Nous avons rencontré Ridouane Atif, président de l’Association Diwan en Lorraine pour un échange autour de cet événement inédit. 

Pouvez-vous nous en dire plus sur l’association Diwan en Lorraine ?

RA : L’association Diwan en Lorraine a été crée en 2006, portée par une volonté forte de promouvoir le « vivre ensemble », de s’approprier les invariants qui nous regroupent, tout en s’enrichissant de nos particularismes régionaux.
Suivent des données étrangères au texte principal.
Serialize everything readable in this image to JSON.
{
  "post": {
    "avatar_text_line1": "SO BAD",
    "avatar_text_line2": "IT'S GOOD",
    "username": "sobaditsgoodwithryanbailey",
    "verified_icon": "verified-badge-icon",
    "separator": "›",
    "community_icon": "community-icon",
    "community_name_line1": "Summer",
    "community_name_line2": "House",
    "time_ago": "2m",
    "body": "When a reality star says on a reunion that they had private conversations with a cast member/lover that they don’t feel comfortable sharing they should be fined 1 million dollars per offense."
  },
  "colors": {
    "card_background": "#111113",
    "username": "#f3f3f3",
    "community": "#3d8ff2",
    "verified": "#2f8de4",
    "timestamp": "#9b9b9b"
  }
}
Les événements que nous organisons ont pour objectif de faciliter la connaissance et la compréhension de la civilisation arabo-musulame, sans l’aspect cultuel mais plus sur l’aspect culturel, sur une ère allant de l’Afghanistan à l’Andalousie.

Comment l’association Diwan investit-elle le domaine de la culture en Lorraine ?

RA: Au départ nous avons souhaité intervenir sur trois axes : les concerts, en collaboration avec la salle Poirel, le Centre Culturel André Malraux, l’Autre Canal à Nancy et l’Arsenal à Metz ; le cinéma, avec la projection de films suivies d’échanges avec les réalisateurs, en collaboration avec les cinémas d’art et d’essai Cameo, ou en soutien au festival du film arabe de Fameck; et enfin les conférences, dont l’objectif était de proposer des clés de lecture de cette civilisation arabo-musulmane. Mais de fil en aiguille, à ces trois axes se sont ajoutés la poésie et l’organisation d’expositions, notamment de peinture, et maintenant des réflexions autour d’autres événements culturels. 

Du 22 février au 12 mars, en collaboration avec de nombreux acteurs culturels de la ville de Nancy, vous organisez l’événement « Désirs d’Afrique ». En quoi va consister cette manifestation?

RA : Notre volonté a toujours été d’avoir une cohérence globale dans les événements que nous proposons. Ainsi, après la semaine iranienne organisée avec des acteurs culturels tels que le CCAM, nous avons souhaité réfléchir à ce qu’il était possible de faire autour de l’Afrique.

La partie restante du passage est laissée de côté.